We burst into a central nexus, an open chamber where the air felt ten degrees colder. Standing in the center was a hole in the world. The Grand Master was a towering silhouette clad in robes of a black so deep they seemed to eat the torchlight. His face was hidden by a hood that looked like a physical void. Around him, a vortex of dark energy swirled, raw and malevolent.
"The Globe returns to its master, girl," his voice boomed, vibrating through my ribs like a funeral bell. "And the boy will be finished."
He didn't use a spell; he unleashed a tide. A tangible wave of oppressive darkness rushed toward us, aiming to crush our lungs and spirits alike. I threw both of us into a desperate sphere of hardened earth, bracing my feet as the impact slammed into the shield. I heard the stone groan. Cracks spiderwebbed across the ceiling of our little dome.
"Kira! Move!" Cael's voice echoed in my mind, sharp and frantic. He was at the exit.
I knew we couldn't win this fight. Not today. I reached for the very ceiling of the corridor behind us and pulled. With a deafening roar, tons of rock and centuries of dust cascaded down, creating a jagged, temporary tomb between us and the Grand Master. His roar of fury was cut off by the collapse, buying us the seconds we needed to survive.
We scrambled through the settling dust, Leon now a dead weight in my arms. I was running on nothing but adrenaline and the terrifying thought of losing him again. The fissure appeared ahead, a sliver of gray light in the dark.
Cael was there, a shadow against the dim glow of the tunnels.

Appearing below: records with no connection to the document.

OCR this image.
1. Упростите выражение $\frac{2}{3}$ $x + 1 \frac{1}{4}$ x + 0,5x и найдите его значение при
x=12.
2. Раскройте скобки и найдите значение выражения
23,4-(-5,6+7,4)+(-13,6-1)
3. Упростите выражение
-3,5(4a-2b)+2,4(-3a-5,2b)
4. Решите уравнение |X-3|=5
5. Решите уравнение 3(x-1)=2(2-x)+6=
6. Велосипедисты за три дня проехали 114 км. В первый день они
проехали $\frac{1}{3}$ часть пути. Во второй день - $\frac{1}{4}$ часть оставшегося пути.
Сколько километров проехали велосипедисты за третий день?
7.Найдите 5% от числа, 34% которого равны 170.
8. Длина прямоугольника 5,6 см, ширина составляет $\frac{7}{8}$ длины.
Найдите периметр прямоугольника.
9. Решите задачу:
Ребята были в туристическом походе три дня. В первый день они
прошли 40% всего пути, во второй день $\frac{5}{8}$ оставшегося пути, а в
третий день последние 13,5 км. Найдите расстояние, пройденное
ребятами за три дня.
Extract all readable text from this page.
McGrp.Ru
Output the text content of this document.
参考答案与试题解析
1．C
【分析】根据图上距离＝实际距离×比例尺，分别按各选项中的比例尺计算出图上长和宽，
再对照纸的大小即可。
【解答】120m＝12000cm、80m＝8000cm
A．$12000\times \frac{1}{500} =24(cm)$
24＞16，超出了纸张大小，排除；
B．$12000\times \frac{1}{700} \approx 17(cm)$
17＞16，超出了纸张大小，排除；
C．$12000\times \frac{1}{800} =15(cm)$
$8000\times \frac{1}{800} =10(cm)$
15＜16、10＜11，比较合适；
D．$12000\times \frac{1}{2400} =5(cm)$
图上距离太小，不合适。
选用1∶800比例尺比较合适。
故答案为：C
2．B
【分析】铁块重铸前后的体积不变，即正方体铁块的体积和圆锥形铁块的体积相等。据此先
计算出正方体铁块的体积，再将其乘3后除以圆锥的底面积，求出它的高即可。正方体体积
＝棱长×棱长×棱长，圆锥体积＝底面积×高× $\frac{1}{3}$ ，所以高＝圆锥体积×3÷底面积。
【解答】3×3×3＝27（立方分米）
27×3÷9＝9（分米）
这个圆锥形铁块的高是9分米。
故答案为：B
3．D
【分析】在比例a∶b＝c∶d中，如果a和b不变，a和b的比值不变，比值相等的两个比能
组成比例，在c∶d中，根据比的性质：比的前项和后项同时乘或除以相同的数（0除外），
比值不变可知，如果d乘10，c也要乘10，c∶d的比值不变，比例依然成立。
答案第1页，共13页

He was a whirlwind of steel, holding back a squad of enforcers who had found our back door. His blade was a silver flash, a precise and deadly dance that kept the darkness at bay.
"Kira! Now!" he roared, parrying a strike just as I reached the opening.
I gave one last, desperate shove, pushing Leon through the narrow crack in the wall before squeezing through after him. The stone groaned around me, threatening to swallow us whole. Cael dived in last, his large frame scraping against the rock as he forced his way through with sheer, stubborn will.
We tumbled out onto the grimy, freezing ground of the unknown levels, gasping for air that didn't taste like magic and death. Behind us, the fissure sealed itself with a final, booming thud, silencing the screams of the Hand.
We were out. Battered, bleeding, and trembling from the cold, we had survived the Fortress of Echoes. I pulled Leon's head into my lap, listening to his shallow, ragged breathing. We were free, but the shadows were already beginning to hunt.